The indications for long instrumentation and fusion to the pelvis for neuromuscular scoliosis patients have remained controversial11. Instrumentation and fusion to L5 have been reported to decrease operating time and complexity, decrease operative hemorrhage, and avoid injury to the sacrum/pelvis compared with those to the sacral bone. In addition, the presence of mobility at L5/S1 may assist in sitting and transfer activities12. By contrast, leaving the L5/S1 segment could lead to a higher postoperative risk of increased pelvic obliquity13. In the current case, we performed posterior spinal instrumentation and fusion from T4 to L5, with attention on preserving flexibility from the perspective of maintaining balance during walking. Since we could not assess her preoperative sagittal balance clearly because of severe deformity, it is unclear whether the change in spinal alignment caused the dislocation. However, in this case, leaving the L5/S1 segment might be one of the factors causing the hip dislocation.

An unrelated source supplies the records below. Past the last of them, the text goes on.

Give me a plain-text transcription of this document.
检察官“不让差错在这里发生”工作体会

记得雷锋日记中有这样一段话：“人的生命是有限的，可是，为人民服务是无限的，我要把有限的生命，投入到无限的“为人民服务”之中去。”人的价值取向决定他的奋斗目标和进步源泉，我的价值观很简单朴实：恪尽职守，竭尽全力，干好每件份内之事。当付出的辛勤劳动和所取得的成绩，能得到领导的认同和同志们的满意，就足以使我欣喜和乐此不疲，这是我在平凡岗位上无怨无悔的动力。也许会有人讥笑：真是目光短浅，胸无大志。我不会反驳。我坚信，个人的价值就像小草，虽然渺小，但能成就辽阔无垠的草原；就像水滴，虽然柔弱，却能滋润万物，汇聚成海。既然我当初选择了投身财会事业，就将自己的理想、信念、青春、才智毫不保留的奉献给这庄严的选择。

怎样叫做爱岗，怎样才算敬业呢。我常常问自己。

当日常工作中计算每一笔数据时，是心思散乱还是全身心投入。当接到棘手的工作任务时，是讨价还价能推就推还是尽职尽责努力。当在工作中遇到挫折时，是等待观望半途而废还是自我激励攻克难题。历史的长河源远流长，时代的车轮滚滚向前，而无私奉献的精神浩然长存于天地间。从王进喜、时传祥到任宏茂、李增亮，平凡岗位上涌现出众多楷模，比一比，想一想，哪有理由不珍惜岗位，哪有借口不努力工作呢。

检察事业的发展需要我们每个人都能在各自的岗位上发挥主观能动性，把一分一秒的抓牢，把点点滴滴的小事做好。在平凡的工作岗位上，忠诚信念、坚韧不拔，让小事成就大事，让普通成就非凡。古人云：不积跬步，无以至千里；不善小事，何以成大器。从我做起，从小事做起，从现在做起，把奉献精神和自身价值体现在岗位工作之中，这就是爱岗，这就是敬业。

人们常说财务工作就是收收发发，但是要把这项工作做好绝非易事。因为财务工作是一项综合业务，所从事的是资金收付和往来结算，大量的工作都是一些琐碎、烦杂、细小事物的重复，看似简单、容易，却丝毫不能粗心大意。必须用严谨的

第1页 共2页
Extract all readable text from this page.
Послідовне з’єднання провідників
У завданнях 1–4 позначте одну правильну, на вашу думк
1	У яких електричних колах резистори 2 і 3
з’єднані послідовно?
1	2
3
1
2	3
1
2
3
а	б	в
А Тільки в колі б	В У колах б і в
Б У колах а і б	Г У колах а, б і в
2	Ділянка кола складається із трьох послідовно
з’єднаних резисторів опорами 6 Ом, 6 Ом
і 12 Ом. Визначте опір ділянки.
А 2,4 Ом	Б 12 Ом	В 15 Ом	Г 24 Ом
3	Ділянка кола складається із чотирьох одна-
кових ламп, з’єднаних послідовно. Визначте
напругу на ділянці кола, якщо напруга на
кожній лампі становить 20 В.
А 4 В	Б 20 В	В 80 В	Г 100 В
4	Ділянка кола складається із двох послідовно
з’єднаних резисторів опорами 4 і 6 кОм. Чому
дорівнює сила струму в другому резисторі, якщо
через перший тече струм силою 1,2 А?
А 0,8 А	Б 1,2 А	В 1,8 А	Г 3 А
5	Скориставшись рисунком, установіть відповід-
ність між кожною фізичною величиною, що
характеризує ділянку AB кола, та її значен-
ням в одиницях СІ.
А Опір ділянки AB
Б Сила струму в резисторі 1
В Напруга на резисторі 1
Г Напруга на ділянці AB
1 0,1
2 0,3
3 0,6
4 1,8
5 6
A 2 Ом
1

Associations among scoliosis, pelvic obliquity, and hip dislocation in patients with neuromuscular disorders have been previously described6,14,15. Crawford et al. reported that 81% (38/47 cases) of CP patients who underwent posterior spinal fusion for scoliosis showed hip subluxation or dislocation after the surgery, and 45% (21/47) of the patients underwent hip surgery. Consequently, they warned about the possibility of hip surgery after spinal fixation and secondary hip pathology that was not present before treatment for spinal deformity16. Although this case was not CP, it was considered to have the same pathology as they described. As previously recognized, hip dysplasia was considered as decreasing joint stability with changes in trunk balance, resulting in hip dislocation in the present case. In cases of abnormal muscle tone, such as neuromuscular disorders, greater attention should be paid to secondary pathologies in the hip joint when extensive long spinal fixation is planned.
In the present case, we performed PAO to increase the coverage of the acetabulum and stability. The advantages of this technique are that a large correction can be obtained in all directions, including the axial and coronal planes. The blood supply to the acetabulum is preserved, as well as the abductor muscles of the hip joint17. Georgiadis et al. reported that PAO successfully corrects acetabular dysplasia associated with spastic hip subluxation in CP18. Overall, the present patient achieved good joint congruity and satisfactory clinical results.
We encountered a case in which hip dislocation occurred after scoliosis correction in AS. Based on our experience, it should be noted that a loss in spinal flexibility because of extensive spinal fixation may result in secondary pathologies of the hip joint, especially in cases of abnormal muscle tone.